Neither of those responses seems like a very good solution for living. What you need is to be able to endure the uncertainty and still be able to react. It's Morse Peckham's theory that the function of art is to expose you frequently to a degree of disorientation and uncertainty and to the idea that your codes don't accurately describe the real world. Then, if you're suddenly thrown into situations which you can't face you're rehearsed in this sense of 'I'm going to be uncertain for a while but I can handle it.'
I'd just started art school when The Who released My Generation and I can remember thinking, 'Boy, this is what rock music ought to be doing - a real radical clenched fist shaking you by the collar.' Then after that they brought out a record called Happy Jack and I was really mortified. I thought 'What the fuck are they doing writing silly songs like this, they've really let me down.' So I wrote this really abusive letter to Pete Townsend explaining how he'd sold out and dissipated the vital revolutionary energy of My Generation.
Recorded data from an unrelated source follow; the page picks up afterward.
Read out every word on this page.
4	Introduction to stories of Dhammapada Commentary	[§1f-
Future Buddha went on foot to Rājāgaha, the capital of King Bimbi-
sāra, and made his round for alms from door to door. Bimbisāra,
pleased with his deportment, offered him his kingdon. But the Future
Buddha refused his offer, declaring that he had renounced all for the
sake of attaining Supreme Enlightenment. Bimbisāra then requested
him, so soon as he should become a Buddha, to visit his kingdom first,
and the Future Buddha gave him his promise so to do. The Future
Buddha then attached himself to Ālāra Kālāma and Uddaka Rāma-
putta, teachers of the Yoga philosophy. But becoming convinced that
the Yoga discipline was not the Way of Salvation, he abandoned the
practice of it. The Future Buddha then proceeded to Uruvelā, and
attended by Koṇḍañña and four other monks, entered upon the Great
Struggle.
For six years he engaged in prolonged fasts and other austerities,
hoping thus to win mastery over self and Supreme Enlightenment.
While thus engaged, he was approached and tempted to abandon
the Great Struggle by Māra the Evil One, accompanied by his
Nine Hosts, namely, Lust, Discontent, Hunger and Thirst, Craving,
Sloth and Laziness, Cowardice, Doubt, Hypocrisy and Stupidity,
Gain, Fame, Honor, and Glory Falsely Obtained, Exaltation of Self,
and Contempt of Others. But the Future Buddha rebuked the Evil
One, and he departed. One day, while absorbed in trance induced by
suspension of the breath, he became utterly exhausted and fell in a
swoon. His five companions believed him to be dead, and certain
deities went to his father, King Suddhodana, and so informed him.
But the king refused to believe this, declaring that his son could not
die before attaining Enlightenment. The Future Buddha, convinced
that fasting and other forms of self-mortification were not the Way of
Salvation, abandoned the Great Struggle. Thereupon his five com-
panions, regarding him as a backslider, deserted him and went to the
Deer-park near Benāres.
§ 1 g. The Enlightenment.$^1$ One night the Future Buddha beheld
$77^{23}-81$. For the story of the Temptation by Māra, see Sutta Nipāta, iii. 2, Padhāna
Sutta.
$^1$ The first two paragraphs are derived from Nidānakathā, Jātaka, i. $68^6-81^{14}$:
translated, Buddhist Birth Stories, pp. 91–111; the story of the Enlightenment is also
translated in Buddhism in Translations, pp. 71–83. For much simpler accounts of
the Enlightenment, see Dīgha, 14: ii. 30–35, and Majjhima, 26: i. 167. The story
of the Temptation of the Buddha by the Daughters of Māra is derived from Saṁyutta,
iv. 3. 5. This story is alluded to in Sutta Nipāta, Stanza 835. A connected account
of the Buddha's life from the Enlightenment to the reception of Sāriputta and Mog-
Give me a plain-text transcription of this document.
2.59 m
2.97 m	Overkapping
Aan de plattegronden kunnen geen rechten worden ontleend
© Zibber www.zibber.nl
I'm so pleased now that I didn't get around to posting it. At that time I knew that art was capable of changing society in some way, but like the Music For Socialism people I thought that what could change it was the explicit content of the thing which could be bourgeois and reactionary or Marxist and revolutionary. Now I just don't think that's true.
In art, another kind of mechanism is at work which is automatically political. The music itself does the job. The first prerequisite of a work of art is that its exciting, it must interest you, if it doesn't you've failed no matter what else you put into it. The procedure of being attracted into something, surrendering your codes and saying 'I don't know what's happening here' is in itself a radicalising process. The function of art, the reason it exists, the reason we do it, the reason we look at it, is because we are willing to be changed."